Cosa fai nel tempo libero? «Non sto mai senza la musica e i videogiochi»
Veniamo al capitolo Nazionale, che ha sempre l’atavico problema delle lunghe… «Vero, e ringrazio tutti coloro che stanno riponendo fiducia in me da questo punto di vista. Io sono una lunga atipica, preferisco giocare fronte a canestro. Sono grande e grossa ma non ho il fisico tipico del 5. Specie in Europa faccio fatica, quando affronto un’avversaria di due metri e cento chili. Ma se si volesse giocare in modo più dinamico io, e soprattutto Olbis, potremmo essere molto efficaci».

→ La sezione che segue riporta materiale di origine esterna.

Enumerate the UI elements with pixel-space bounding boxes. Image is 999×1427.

Come sta la squadra azzurra? «È stata rivoluzionata. Abbiamo spesso la sfortuna di affrontare nei gironi di qualificazione squadre al di sotto del nostro ranking. Vinciamo di 50, tutti “Italia fortissima”, poi andiamo all’Europeo e classica delusione. Non abbiamo, come altre Nazioni, un progetto di continuità con l’allenatore, per esempio. Basti pensare a quanto ha vinto l’annata ’99, e poi in Nazionale di loro non c’è praticamente nessuna. Serve un ponte tra giovanile e senior. Forse è questo il motivo per il quale non abbiamo ottenuto risultati negli ultimi anni».
I tuoi obbiettivi da giocatrice? «Non lo so. Penso sempre in ottica di squadra. E in questo caso direi vincere».
La giocatrice più forte che hai incontrato? «Gabby Williams di Sopron. L’ho marcata a Montpellier, un 3 con un fisico pazzesco, che fa di tutto. Non so quanti punti mi ha messo in testa».
E la più forte con la quale hai giocato? «Gruda. Ha una forza pazzesca. Non la fermi. Non la ferma nessuno».
L’emozione più forte su un campo di basket? «Lo scudetto Under 19 con la Magika Castel S. Pietro. Non riuscivo a smettere di piangere. Sono rimasta scioccata. E a settembre la vittoria della Supercoppa».
I tuoi hobby? «Prima disegnavo, adesso suono l’ukulele. Avessi tempo riprenderei in mano la chitarra».
E i viaggi? «Quando posso prendo un aereo. E mi piacciono anche le trasferte in Eurolega, che sono molto stancanti».
L’ultimo libro letto? «Un libro sulla sessualità femminile, “Vengo prima io” di Roberta Rossi».
Vogliamo spendere due parole sui tuoi look, tipo l’acconciatura blu? «Cambio i capelli spessissimo. Prima che scoppiasse la pandemia mi tagliai i capelli a zero. Nel lockdown approfittai per fare esperimenti, e ho passato in rassegna praticamente tutti i colori. Alla fine per coprire andai dal parrucchiere e optai per il blu. Adesso li ho normali».
La tua parola preferita? «Domanda difficile, ma dico autoironia, che è un po’ il mio stile di vita».
Qual è il primo intervento da fare per la crescita del movimento basket femminile? «Renderlo uno sport professionistico, perché non è possibile che l’A1 maschile lo sia, e la femminile no. Non concepisco, mi sembra di essere nel Medioevo. Provare a raggiungere il livello mediatico, economico dei maschi, anche se so che non ce la faremo mai».
Il canestro che sogni di realizzare? «Contribuire a far crescere il nostro movimento in Italia. Non so come. Ma spero di farcela in qualche modo».